Sanger Sequencing: Sample submission information
Numerous formats are available for sample drop off, depending on what service is requested. For samples that have already been cycle sequenced and need to be analyzed by gel or cap electorphoresis, different formats and numbers of samples result in different charges. Please consult our Sanger Prices for details.

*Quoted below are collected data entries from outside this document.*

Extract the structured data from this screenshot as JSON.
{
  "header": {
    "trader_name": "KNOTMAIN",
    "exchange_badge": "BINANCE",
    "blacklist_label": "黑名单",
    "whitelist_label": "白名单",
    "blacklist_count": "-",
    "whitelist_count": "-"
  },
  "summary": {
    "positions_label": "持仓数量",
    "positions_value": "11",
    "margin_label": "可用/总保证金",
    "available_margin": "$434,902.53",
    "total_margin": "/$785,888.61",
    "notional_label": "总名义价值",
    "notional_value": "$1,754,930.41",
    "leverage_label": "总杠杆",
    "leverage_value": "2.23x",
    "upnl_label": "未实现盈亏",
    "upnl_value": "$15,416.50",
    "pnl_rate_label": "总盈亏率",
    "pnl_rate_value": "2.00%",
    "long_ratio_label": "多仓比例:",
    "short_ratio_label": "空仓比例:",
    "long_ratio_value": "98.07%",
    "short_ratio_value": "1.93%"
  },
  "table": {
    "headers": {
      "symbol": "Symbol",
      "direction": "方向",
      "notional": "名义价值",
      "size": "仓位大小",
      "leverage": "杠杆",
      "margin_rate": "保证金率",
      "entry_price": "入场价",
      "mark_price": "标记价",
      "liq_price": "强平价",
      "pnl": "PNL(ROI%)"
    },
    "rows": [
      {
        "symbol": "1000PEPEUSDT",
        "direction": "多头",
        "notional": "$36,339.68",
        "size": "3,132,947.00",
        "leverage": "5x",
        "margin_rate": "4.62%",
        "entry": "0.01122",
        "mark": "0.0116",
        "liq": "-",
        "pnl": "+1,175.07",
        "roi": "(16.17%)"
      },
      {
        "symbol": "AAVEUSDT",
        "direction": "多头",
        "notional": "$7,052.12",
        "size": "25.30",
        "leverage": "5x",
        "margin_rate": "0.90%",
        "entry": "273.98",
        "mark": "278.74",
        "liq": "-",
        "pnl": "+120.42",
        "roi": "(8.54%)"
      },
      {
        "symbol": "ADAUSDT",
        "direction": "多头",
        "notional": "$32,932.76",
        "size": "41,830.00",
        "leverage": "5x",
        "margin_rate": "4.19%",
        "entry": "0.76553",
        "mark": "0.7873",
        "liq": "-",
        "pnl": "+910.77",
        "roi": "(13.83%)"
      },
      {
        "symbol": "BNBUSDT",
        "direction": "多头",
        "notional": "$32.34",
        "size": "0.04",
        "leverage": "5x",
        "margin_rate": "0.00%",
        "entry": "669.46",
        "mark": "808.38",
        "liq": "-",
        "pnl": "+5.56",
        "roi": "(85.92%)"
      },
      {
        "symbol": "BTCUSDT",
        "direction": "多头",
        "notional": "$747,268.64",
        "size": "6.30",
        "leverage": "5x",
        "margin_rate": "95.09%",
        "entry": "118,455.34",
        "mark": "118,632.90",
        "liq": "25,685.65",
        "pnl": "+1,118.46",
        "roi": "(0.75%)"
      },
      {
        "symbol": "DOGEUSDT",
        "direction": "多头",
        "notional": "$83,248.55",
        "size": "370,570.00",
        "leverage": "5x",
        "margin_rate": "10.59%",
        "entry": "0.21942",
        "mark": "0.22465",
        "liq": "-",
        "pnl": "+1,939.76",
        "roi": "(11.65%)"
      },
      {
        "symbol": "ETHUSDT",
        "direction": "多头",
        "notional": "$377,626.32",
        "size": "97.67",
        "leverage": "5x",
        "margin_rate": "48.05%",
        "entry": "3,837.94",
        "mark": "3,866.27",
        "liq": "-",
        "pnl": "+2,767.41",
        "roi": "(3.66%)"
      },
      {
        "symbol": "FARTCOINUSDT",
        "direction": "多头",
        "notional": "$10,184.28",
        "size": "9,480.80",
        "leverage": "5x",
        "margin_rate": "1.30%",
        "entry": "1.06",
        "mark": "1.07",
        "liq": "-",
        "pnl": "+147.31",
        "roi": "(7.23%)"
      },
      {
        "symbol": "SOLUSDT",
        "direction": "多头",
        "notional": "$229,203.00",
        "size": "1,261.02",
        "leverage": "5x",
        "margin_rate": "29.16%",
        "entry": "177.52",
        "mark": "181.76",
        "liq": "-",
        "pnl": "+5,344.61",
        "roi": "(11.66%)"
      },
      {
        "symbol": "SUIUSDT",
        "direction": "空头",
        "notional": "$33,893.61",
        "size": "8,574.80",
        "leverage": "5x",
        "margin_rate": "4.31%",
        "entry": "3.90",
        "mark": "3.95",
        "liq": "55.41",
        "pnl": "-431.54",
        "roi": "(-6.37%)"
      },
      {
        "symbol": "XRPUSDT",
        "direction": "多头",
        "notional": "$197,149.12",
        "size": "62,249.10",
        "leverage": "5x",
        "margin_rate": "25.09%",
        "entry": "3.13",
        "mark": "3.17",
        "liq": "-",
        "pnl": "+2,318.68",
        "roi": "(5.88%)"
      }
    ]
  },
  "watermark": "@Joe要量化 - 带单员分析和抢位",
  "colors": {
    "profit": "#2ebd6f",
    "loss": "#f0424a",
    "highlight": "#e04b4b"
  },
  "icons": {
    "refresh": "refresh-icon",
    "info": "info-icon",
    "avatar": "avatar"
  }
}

For samples to be dropped off for sequencing, the following guidelines are recommended for best results and shortest turnaround time. If the template DNA is a plasmid <20 kb in size, it should be at a concentration between 100-200 ng/ul, with enough sample dropped off to repeat the sequencing if necessary. Very dilute samples (10 ng/ul minimum concentration for plasmids) and very concentrated samples can also be dropped off but may affect results and turnaround time. Ideally the primer should be dropped off at 5-10 pmol/ul concentration (5-10 uM, or 30-60 ng/ul for an 18mer) with enough to do several reactions in case we need to repeat the sequencing. Most plasmid template prepared by columns (from a number of manufacturers) can be expected to give 600 bp of very good data and an additional 200 bp or so of decent data. We recommend quantifying DNA by spec AND agarose gel. Larger templates such as cosmids and BACs should be at an approximately 5 fold higher concentration for submission. If the template is a PCR fragment, additional cleanup by dilution (~20 fold) is the only thing that needs to be done following the PCR reaction and before cycle sequencing. This cleanup method is limited to PCR reactions that give a single major band. Gel purified fragments can be used as well. The dogma on amounts to use in sequencing for PCR fragments is 10ng/100 bp, but it is difficult to quantify PCR fragments so sometimes a gel picture is sufficient for us to decide how much to use. Amplifying primers usually work well for sequencing.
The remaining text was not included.